Rangers 3, Mariners 2, 11 innings
SEATTLE (AP)—Esteban German had not faced a pitch in a game since being called up to the Rangers two weeks ago.
It took him just two pitches in his first at-bat to deliver Texas a victory.
German hit a go-ahead RBI double against the left-field wall in the 11th inning as the Rangers rallied to beat the Seattle Mariners 3-2 Tuesday night.
Mark Teixeira had reached on a one-out hard single off the glove of second baseman Jose Lopez. German, who entered as a pinch runner in the ninth, followed with a shot over the head of left fielder Raul Ibanez on a 1-0 pitch from Julio Mateo (3-5). Teixeira easily beat the relay to the plate.
“I was so excited about that,” said German, who said he might have had close to 1,000 batting practice swings this month to keep him ready when called. “He threw me a fastball. I was waiting for that pitch. I hit it good.”

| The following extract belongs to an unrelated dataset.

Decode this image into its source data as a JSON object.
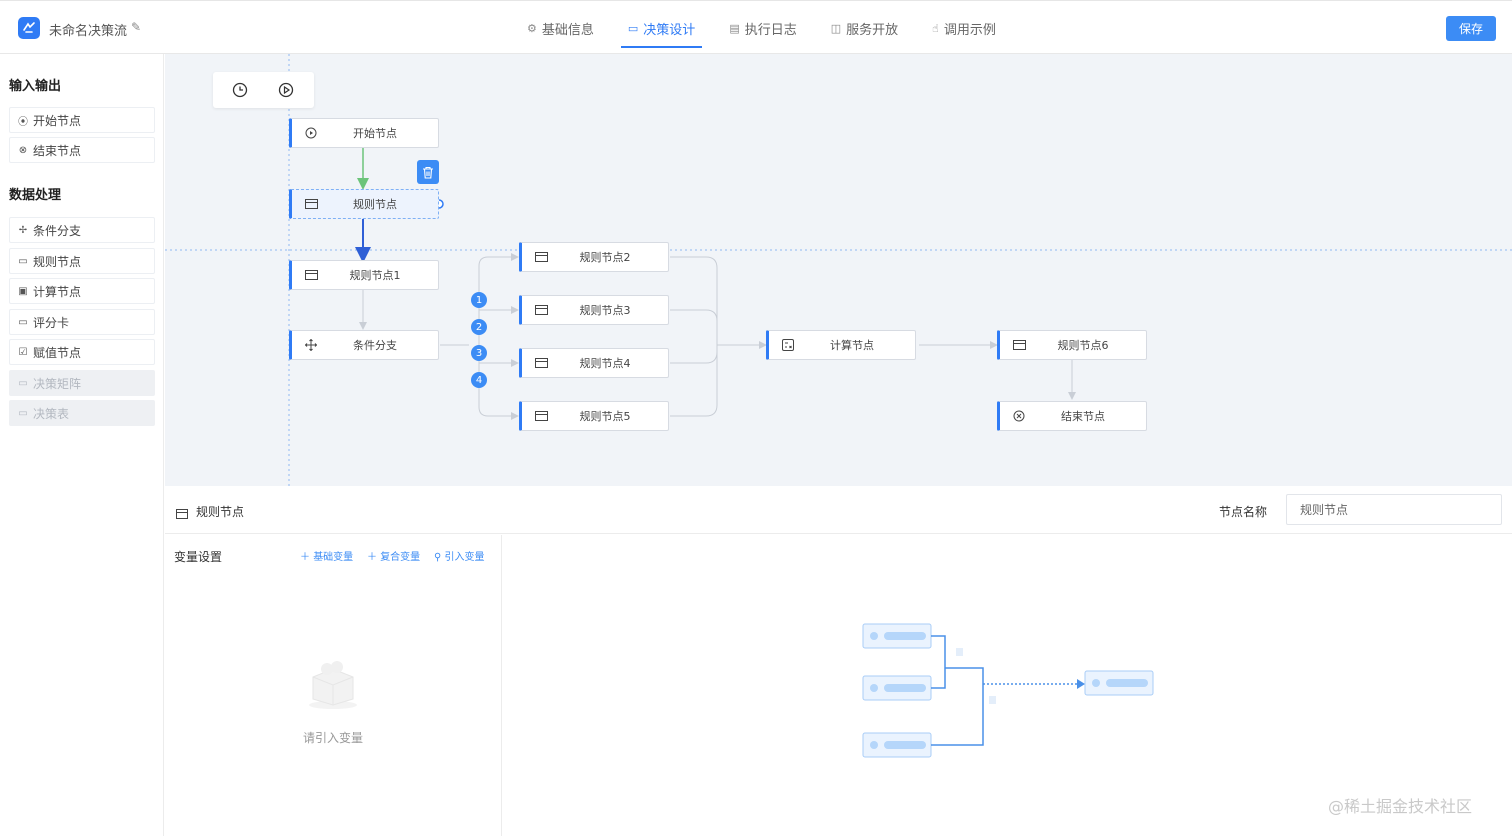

It was worth the wait. German got a fair amount of clubhouse abuse from his teammates when the media swarmed around the little-used infielder. He had appeared in just three previous games, all as a pinch runner. It was his first big league hit since Sept. 14, 2004, for Oakland—against Texas.
Seattle rookie Felix Hernandez was one out from his first major league complete game when he allowed the Rangers to tie it at 2. Kevin Mench, who had been in a 3-of-26 slide, hit a two-out single to left to score German, who was running for Hank Blalock, from second.
“You give up four hits in eight innings and have 95 pitches and the lead, if I had the ball in my hand and throwing the ball the way he was, I’d rather finish it off,” Mariners manager Mike Hargrove said of his reasons for letting Hernandez try to finish.
“I made the decision. I think it was the right decision for a lot of reasons.”
Hernandez allowed five hits, two runs, struck out seven and walked four in his nine innings. After the first, he did not allow a runner past first base until the ninth.
In his previous outing against Texas on Sept. 16, the Rangers handed Hernandez the worst defeat of his young career. He was knocked out after three innings, allowing eight hits and five runs in a 5-3 loss.
“It was really important to me,” Hernandez said. “It would have been my first major league complete game. It didn’t happen and I’m upset that the team lost.”
Texas shortstop Michael Young went 2-for-5 and extended his hitting streak to a career-high 23 games, third-longest in Rangers history. He has raised his average from .323 to a league-leading .334 by hitting .398 (37-of-93) during the streak.
Young’s two hits gave him a league-leading 217, breaking his own club record of 216 set last season.
“I don’t think anybody takes for granted how hard it is to do what he’s doing,” Rangers manager Buck Showalter said. “He’s consistent in all walks of life. He loves to win, he loves to compete, he loves to prepare.”
Young said that his goal was not to beat his own records “but to stay healthy and be consistent. This year I’ve been able to do that.”
Texas starter Kameron Loe, hit in the head by a line drive by Vladimir Guerrero in his last outing, went 6 2-3 innings, allowing six hits and two runs. He had two strikeouts and issued a season-high five walks—two of which were intentional to Suzuki.
Teixeira gave Texas 1-0 lead in the first with a run-scoring groundout, his 139th RBI that extended his record for most RBIs by a switch-hitter in major league history.
The Mariners tied it in the fourth when Reed hit a ground-rule double and scored on left fielder Jason Botts’ error on Ibanez’s single.
Lopez, who had a career-high four hits, opened the Mariners’ fifth with a single and eventually scored on Reed’s RBI groundout.
The Rangers, at 78-79, are trying to avoid their fifth losing season in the past six years. … Young’s 23-game hit streak is the longest for the Rangers since Gabe Kapler had a 28-game streak in 2000. … Suzuki, who is four hits from a fifth straight 200-hit season, was given three intentional walks and has 23 this season. … Showalter was ejected in the eighth inning by first base umpire Tim Timmons for protesting a call.